His hives reflect this ethic. They omit the standard plastic honeycomb foundation and instead let the bees build their comb naturally. “With any of the hives we sell, we’re letting [the bees] build the way they want to," Reed says. "Bees will adapt to most stuff we do to them, but to me it’s kind of an affront—us humans telling them how to do this thing they’ve been doing for millions of years.”

Reed admits each of his hives has its benefits and drawbacks. Which one is best depends on an individual beekeeper’s needs.

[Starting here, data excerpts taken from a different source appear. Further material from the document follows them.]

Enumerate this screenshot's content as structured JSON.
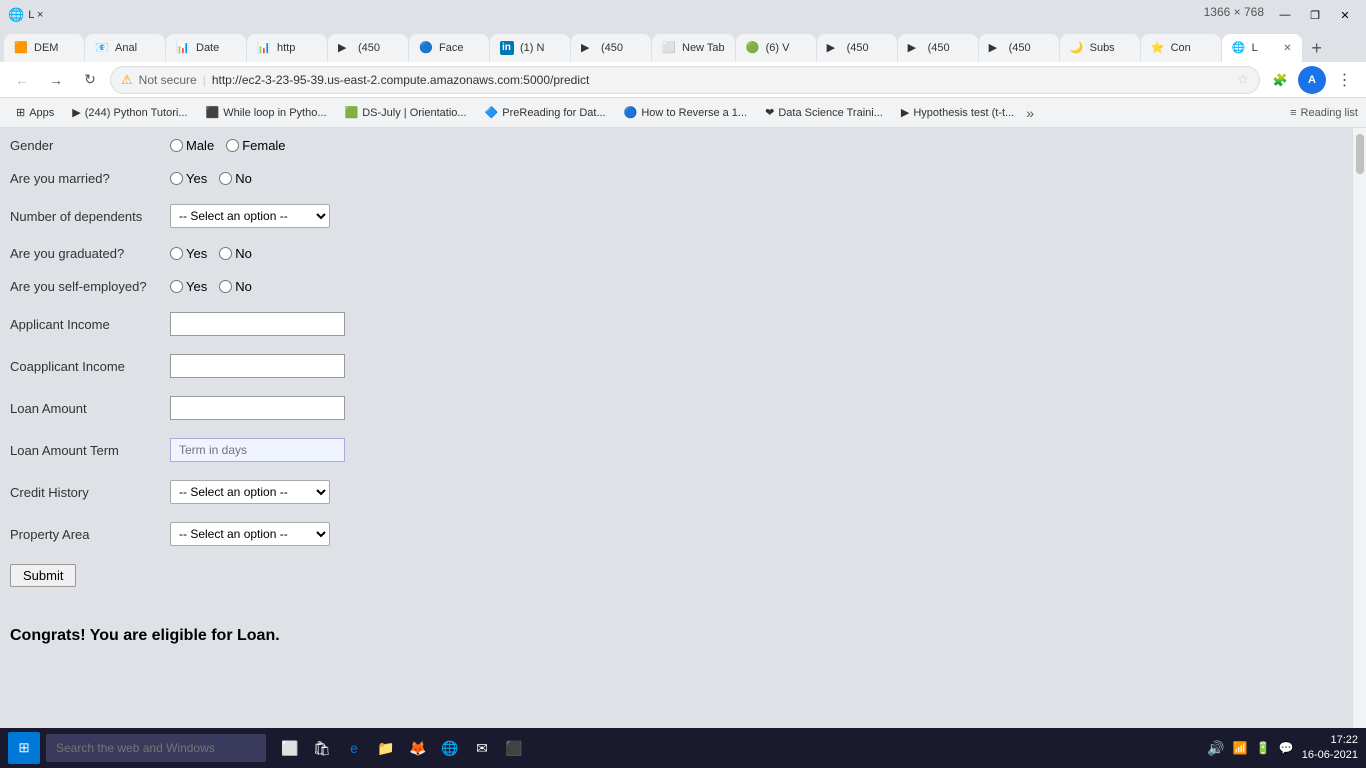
{
  "browser": {
    "title": "L ×",
    "url": "http://ec2-3-23-95-39.us-east-2.compute.amazonaws.com:5000/predict",
    "url_prefix": "Not secure",
    "tabs": [
      {
        "label": "DEM",
        "favicon": "🟧",
        "active": false
      },
      {
        "label": "Anal",
        "favicon": "📧",
        "active": false
      },
      {
        "label": "Date",
        "favicon": "📊",
        "active": false
      },
      {
        "label": "http",
        "favicon": "📊",
        "active": false
      },
      {
        "label": "(450",
        "favicon": "▶",
        "active": false
      },
      {
        "label": "Face",
        "favicon": "🔵",
        "active": false
      },
      {
        "label": "(1) N",
        "favicon": "in",
        "active": false
      },
      {
        "label": "(450",
        "favicon": "▶",
        "active": false
      },
      {
        "label": "New Tab",
        "favicon": "⬜",
        "active": false
      },
      {
        "label": "(6) V",
        "favicon": "🟢",
        "active": false
      },
      {
        "label": "(450",
        "favicon": "▶",
        "active": false
      },
      {
        "label": "(450",
        "favicon": "▶",
        "active": false
      },
      {
        "label": "(450",
        "favicon": "▶",
        "active": false
      },
      {
        "label": "Subs",
        "favicon": "🌙",
        "active": false
      },
      {
        "label": "Con",
        "favicon": "⭐",
        "active": false
      },
      {
        "label": "L",
        "favicon": "🌐",
        "active": true
      }
    ],
    "new_tab_label": "+",
    "bookmarks": [
      {
        "label": "Apps",
        "favicon": "⊞"
      },
      {
        "label": "(244) Python Tutori...",
        "favicon": "▶"
      },
      {
        "label": "While loop in Pytho...",
        "favicon": "⬛"
      },
      {
        "label": "DS-July | Orientatio...",
        "favicon": "🟩"
      },
      {
        "label": "PreReading for Dat...",
        "favicon": "🔷"
      },
      {
        "label": "How to Reverse a 1...",
        "favicon": "🔵"
      },
      {
        "label": "Data Science Traini...",
        "favicon": "❤"
      },
      {
        "label": "Hypothesis test (t-t...",
        "favicon": "▶"
      }
    ],
    "bookmarks_more": "»",
    "reading_list_label": "Reading list"
  },
  "form": {
    "gender_label": "Gender",
    "gender_options": [
      "Male",
      "Female"
    ],
    "married_label": "Are you married?",
    "married_options": [
      "Yes",
      "No"
    ],
    "dependents_label": "Number of dependents",
    "dependents_select_default": "-- Select an option --",
    "graduated_label": "Are you graduated?",
    "graduated_options": [
      "Yes",
      "No"
    ],
    "self_employed_label": "Are you self-employed?",
    "self_employed_options": [
      "Yes",
      "No"
    ],
    "applicant_income_label": "Applicant Income",
    "coapplicant_income_label": "Coapplicant Income",
    "loan_amount_label": "Loan Amount",
    "loan_term_label": "Loan Amount Term",
    "loan_term_placeholder": "Term in days",
    "credit_history_label": "Credit History",
    "credit_history_select_default": "-- Select an option --",
    "property_area_label": "Property Area",
    "property_area_select_default": "-- Select an option --",
    "submit_label": "Submit",
    "result_text": "Congrats! You are eligible for Loan."
  },
  "taskbar": {
    "search_placeholder": "Search the web and Windows",
    "time": "17:22",
    "date": "16-06-2021"
  },
  "window_controls": {
    "minimize": "—",
    "maximize": "❐",
    "close": "✕"
  }
}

Top Bar Hive starts at $349

Unlike traditional hives, Bee Thinkin's Top Bar hive is long instead of tall. It requires minimal heavy lifting, is easy to access, and provides the bees with horizontal wooden bars from which to build their combs. It is convenient for people with disabilities or who are unable to lift heavy objects. (Combs in traditional hives can weigh up to 80 pounds, where as Top Bar combs weigh only around seven pounds.) A window can be custom-built into the hive so you can check on your bees with minimal interference, also making it a fun style for families who want to show bees to their children. The drawback is that due to its limited depth, it will require frequent maintenance and comb removal.

Langstroth Hive starts at $183

Bee Thinking offers the stackable boxes of North America's most common hive style in a variety of depths and widths, each with eight internal wooden frames where the bees will build their comb. As the industrious critters fill the frames of each box, a new box can goes on top. Once the uppermost boxes are filled, the beekeeper can remove the surplus boxes, and extract the honey from the comb housed in the frames.

Warre Hive starts at $219

Invented by a French monk named Emile Warre, this hive style offers the most hands-off option. Warre believed bees should be allowed to build their combs as they would in nature: downwards. A hybrid between the Top Bar and the Langstroth, the Warre hive still employs top bars for natural comb construction, and boxes are added to the bottom of the hive instead of the top. This means lots of heavy lifting, but only once or twice a year. Overall this hive requires the least maintenance.

Bee Thinking offers beekeeping classes twice a month, and free mead tastings Friday-Sunday. 1551 SE Poplar Ave.